The World Health Organisation (WHO) has sought to harness this potential by issuing dietary guidelines for the COVID-19 pandemic. These stress the importance of eating certain foods, such as fresh fruits and vegetables, whole grains, beans, fish and unsaturated fats. They also urge reducing consumption of others, such as processed foods, salt, sugar, and saturated fats like those found in fatty meats or butter.
Two years ago, The Lancet Commission—a high-level body of experts from 16 countries—recommended a similar diet which they called the “healthy reference diet”.
This diet was devised based on rigorous analysis of available evidence as a means to address current problems with poor nutrition and unsustainable agricultural production. This analysis suggested changes to diet and production could create “win-win” outcomes for both human and planetary health.
The dietary changes suggested by the WHO and The Lancet Commission would require major shifts in dietary habits in most countries, raising questions about the accessibility of their target foods. Worryingly, one study suggests that such a diet could be unaffordable to many of the world’s poor. One solution would be to enhance access to a healthy diet by fostering local production of target foods.
COVID-19 creates an opportunity to redesign farming systems to deliver both a range of healthy foods and resilient, sustainable production. The pandemic creates space for such shifts, between the emergency spending it necessitates and the recognition it brings of the need for change.
Redesigning farming systems
Changes that could help deliver both health and sustainability include integrated, species diverse farming systems and reduced use of agro-chemicals. Governments could support such a shift via smart subsidies to steer production towards sustainable practices and healthy foods. This could also help ensure these foods are available and affordable.
One promising approach that is a growing trend is producing food in urban and semi-urban areas as a coping strategy. This has been found to have huge potential benefits as a food source for communities hit by the pandemic while also delivering other important benefits like lower food miles and creating employment, notably for the poor.

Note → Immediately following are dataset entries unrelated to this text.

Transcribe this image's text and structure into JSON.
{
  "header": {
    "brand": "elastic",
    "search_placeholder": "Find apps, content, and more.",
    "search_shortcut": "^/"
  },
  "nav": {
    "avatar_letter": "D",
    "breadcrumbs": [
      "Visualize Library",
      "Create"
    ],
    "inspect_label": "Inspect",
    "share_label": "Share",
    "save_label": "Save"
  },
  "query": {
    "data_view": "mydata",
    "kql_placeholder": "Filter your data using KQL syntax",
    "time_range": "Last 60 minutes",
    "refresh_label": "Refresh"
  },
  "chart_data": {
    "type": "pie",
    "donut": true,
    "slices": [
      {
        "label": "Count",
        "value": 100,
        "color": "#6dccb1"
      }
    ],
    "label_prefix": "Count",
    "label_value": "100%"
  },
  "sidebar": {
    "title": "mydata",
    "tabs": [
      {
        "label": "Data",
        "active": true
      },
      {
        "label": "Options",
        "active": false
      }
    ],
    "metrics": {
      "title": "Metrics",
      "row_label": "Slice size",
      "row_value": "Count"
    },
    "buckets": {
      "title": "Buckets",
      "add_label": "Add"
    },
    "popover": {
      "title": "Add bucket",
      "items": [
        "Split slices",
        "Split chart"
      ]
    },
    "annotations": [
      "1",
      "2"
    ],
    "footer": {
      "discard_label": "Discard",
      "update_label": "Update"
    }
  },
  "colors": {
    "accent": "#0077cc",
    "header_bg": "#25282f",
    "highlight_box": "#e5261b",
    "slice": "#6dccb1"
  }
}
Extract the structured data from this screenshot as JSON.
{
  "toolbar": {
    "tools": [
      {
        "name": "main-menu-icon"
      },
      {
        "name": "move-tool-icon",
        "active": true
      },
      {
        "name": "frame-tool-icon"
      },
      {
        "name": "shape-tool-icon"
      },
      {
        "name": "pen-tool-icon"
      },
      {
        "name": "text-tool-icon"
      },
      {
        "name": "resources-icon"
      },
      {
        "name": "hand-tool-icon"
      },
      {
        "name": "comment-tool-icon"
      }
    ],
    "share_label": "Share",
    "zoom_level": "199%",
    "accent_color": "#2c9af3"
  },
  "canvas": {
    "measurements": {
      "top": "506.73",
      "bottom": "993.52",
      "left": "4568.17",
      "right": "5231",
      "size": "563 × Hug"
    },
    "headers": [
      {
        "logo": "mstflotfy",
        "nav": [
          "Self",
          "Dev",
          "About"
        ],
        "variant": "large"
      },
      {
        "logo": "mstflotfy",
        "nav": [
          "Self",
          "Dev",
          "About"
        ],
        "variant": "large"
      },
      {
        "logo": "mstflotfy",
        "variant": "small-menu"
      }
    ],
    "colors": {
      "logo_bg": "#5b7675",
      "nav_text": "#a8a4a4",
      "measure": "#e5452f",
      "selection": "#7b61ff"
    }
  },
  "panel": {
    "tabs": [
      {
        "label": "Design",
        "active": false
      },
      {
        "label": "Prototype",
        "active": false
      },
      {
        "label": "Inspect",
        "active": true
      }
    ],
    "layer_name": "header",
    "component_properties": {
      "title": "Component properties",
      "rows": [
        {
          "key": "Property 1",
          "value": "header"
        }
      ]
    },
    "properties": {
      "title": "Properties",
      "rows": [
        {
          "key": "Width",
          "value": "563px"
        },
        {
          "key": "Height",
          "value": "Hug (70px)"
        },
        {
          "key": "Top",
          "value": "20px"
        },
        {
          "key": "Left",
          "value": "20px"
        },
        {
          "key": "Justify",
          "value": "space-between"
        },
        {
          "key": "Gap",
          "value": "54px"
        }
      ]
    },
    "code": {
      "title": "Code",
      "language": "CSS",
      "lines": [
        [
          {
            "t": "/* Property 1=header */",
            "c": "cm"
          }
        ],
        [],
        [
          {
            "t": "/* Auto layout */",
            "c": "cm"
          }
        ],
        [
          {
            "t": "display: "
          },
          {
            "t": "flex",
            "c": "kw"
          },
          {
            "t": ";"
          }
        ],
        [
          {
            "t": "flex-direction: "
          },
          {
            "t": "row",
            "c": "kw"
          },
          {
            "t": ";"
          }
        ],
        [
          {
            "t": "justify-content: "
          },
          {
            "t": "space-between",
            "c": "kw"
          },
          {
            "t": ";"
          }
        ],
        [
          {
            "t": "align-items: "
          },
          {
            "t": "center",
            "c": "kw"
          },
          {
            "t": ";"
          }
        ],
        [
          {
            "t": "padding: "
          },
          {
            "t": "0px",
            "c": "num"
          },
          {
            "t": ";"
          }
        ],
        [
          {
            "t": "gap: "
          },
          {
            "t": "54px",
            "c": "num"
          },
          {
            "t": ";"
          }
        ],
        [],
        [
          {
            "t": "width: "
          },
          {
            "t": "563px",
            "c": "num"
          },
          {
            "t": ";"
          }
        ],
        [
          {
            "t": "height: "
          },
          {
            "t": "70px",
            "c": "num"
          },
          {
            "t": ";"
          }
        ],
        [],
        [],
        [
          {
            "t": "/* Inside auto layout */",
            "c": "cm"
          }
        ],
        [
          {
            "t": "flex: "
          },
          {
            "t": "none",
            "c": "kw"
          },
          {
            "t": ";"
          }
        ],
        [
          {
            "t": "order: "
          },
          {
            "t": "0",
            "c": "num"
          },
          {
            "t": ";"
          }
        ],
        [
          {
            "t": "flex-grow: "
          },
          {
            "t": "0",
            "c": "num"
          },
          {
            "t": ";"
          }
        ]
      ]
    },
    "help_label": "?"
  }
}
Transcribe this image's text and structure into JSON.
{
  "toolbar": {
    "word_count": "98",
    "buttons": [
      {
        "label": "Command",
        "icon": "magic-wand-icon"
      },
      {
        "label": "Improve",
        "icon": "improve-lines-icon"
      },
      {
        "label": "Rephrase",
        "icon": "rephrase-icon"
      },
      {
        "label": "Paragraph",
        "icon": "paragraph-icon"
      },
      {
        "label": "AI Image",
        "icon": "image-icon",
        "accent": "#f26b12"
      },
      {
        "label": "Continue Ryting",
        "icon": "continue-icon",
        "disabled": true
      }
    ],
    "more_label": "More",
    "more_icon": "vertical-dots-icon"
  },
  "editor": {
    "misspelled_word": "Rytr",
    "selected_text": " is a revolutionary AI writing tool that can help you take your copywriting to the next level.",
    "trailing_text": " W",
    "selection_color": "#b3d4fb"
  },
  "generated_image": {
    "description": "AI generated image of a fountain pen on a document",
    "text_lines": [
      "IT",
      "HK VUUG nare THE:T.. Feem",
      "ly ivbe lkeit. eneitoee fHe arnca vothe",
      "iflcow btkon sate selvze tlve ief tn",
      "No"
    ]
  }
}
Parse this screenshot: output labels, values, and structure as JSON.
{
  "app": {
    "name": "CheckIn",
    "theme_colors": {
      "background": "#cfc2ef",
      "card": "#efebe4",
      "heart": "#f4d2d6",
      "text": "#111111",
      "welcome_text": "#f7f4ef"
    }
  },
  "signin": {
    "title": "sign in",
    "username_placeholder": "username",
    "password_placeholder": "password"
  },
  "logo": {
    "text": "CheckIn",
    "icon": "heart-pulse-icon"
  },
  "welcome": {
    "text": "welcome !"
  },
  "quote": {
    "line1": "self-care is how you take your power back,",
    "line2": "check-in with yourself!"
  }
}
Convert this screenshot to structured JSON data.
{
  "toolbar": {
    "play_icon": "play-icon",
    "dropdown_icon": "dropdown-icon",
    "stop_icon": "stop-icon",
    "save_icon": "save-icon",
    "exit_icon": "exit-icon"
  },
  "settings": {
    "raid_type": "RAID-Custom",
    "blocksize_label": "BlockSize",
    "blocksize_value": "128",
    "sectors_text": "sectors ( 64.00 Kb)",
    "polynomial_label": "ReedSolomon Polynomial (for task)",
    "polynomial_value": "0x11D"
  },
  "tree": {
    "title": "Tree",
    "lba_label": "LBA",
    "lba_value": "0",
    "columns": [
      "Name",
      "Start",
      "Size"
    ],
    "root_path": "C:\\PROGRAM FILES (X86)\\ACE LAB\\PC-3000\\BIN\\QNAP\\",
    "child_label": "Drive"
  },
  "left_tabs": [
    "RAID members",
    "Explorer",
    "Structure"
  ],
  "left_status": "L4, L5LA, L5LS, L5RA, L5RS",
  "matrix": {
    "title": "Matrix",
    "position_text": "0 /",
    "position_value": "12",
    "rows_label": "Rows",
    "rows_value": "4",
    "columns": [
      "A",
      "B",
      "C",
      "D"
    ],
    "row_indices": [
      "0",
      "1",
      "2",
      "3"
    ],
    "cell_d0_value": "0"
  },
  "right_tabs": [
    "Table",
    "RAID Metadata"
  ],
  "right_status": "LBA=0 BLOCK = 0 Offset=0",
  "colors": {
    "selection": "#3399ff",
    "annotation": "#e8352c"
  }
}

Policy can provide an enabling environment to scale up such practices.
Some pertinent questions about how food is produced aren’t addressed in the recommendations of either the WHO or The Lancet Commission. These include:
- Do foods produced using technologies like genetically modified organisms and growth hormones pose risks to health?
- Do organic foods offer healthier alternatives?
- Do more natural production practices promise greater sustainability and resilience to climate change?
These questions bear asking given the mounting evidence on adverse effects of conventional input-intensive farming, for example on insect populations.
Food and pandemic resilience
The approval of several vaccines has raised hopes that the COVID-19 pandemic can be arrested. Yet vaccination will take time. Notably, the head of the UN humanitarian agency has predicted poorer countries are unlikely to make major progress on vaccination before 2022. Meanwhile, the recent emergence of mutant variants raises difficult questions, such as how the efficacy of vaccines might be affected.
Given this reality, ensuring good immune system function is critical. This underlines the need for schemes to foster healthy eating. For now, however, food insecurity tragically remains an issue for many, and access to healthy foods is a particular problem.
Schemes to foster local production of nutritious foods are therefore also needed. Any initiatives on diet or local production could have relevance beyond the COVID-19 pandemic via boosting the health and resilience of communities.
Such measures would be particularly relevant for Sub-Saharan Africa, where food insecurity is a major threat, COVID-19 cases continue to rise, and access to healthcare is limited.